FlySlip: Integrating Text Mining with FlyBase Curation
Nikiforos Karamanis
NLIP group / Flybase, University of Cambridge


Abstract In this talk, I will present an overview of the FlySlip project, which aimed to produce advanced technology for biomedical text mining and integrate it with the FlyBase curation paradigm. I will start by presenting the modules we developed to mine the biomedical literature. Then, I will discuss how a curation interface which makes use of this technology was developed and evaluated under a user-centered approach.


Biomedical Annotation and Information Extraction at the University of Pennsylvania (Provisional Title)
Mark Liberman
Linguistic Data Consortium / University of Pennsylvania

Abstract


Biomedical Text Mining at the University of Edinburgh: From research to reality
Michael Matthews
School of Informatics, University of Edinburgh


Abstract This presentation will start with an overview of the current work taking place at the University of Edinburgh in biomedical text mining. The talk with then look in more detail at the TXM project, a three year collaborative R&D programme funded by ITI Life sciences and carried out jointly with Cognia EU Ltd, which aims to use text mining techniques for assisted database curation. The conclusions highlight the need for supplementing the standard intrinsic measures such as precision, recall and F1 with equally important extrinsic measures designed to evaluate system performance in real world tasks.

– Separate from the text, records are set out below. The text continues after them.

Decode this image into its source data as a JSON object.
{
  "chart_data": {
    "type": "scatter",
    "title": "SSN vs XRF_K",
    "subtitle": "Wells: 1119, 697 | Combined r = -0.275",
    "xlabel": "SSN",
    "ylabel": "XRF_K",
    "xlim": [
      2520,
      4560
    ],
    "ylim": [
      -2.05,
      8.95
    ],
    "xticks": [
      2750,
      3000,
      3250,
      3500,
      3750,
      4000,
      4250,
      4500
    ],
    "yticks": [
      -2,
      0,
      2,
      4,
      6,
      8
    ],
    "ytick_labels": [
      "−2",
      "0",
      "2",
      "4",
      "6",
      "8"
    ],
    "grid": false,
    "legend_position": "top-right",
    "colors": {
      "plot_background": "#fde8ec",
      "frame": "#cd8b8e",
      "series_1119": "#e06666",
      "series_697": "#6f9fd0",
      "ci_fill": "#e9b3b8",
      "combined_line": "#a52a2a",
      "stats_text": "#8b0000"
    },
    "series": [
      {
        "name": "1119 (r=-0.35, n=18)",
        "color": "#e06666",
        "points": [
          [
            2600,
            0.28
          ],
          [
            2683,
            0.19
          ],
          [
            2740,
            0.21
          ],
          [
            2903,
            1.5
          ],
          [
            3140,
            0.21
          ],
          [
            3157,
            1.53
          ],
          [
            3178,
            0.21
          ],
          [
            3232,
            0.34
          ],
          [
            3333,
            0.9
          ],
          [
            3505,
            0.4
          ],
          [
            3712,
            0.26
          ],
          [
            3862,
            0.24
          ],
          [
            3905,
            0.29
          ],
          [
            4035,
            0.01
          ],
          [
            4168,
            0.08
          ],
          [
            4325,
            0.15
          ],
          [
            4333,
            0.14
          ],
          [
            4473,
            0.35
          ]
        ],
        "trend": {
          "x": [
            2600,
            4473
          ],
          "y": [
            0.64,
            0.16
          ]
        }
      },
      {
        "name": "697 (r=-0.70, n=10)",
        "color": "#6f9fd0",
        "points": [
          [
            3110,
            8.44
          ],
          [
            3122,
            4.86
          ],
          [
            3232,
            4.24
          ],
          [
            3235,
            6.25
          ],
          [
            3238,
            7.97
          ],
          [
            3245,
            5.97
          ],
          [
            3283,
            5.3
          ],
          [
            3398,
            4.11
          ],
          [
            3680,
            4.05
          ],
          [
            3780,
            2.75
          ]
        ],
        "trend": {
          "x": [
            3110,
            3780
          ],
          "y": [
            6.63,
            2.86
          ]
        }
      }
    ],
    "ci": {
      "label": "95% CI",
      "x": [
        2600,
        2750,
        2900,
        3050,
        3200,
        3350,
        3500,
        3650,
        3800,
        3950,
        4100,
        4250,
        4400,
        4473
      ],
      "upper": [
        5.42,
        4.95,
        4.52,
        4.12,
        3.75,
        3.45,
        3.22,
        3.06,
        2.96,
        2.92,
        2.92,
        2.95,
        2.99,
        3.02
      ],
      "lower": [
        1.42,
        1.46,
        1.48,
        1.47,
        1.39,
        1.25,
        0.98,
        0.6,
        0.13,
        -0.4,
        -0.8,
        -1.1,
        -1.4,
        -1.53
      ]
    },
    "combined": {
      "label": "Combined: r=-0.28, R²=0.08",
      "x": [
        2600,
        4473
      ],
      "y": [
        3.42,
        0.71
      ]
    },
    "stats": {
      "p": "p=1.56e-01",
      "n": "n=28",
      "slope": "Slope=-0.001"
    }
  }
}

Terrier takes on Biomedical Texts
Iadh Ounis
Department of Computer Science, University of Glasgow

Abstract In this talk we report experiments conducted using Terrier to identify whether standard Information Retrieval techniques can be effectively used on biomedical texts. In particular, we address the important functionality of automatically expanding the queries for a better retrieval performance. Experiments with the standard TREC Genomics test collection, containing over 4.5 million of Medline abstracts, demonstrates the robustness and effectiveness of the core statistics-driven retrieval technology implemented by Terrier.


Applying Natural Language Processing to Clinical Delivery
John Pestian
Cincinnati Children's Hospital, University of Cincinnati

Abstract This presentation will review some of natural language processing initiatives at Cincinnati Children's Hospital Medical Center (CCHMC), Cincinnati OH.  Three particular initiatives that are in various stages of development will be discussed: the development of artificial experts for personalized medicine feature selection, the results of an international shared-task in developing automatic label assignment and discourse analysis of suicide notes. With more than 350 pediatric faculty members, CCHMC is one of the top three pediatric centers in the USA. Over 800,000 patients are seen and approximately $1billion in pediatric care and research is conducted annually.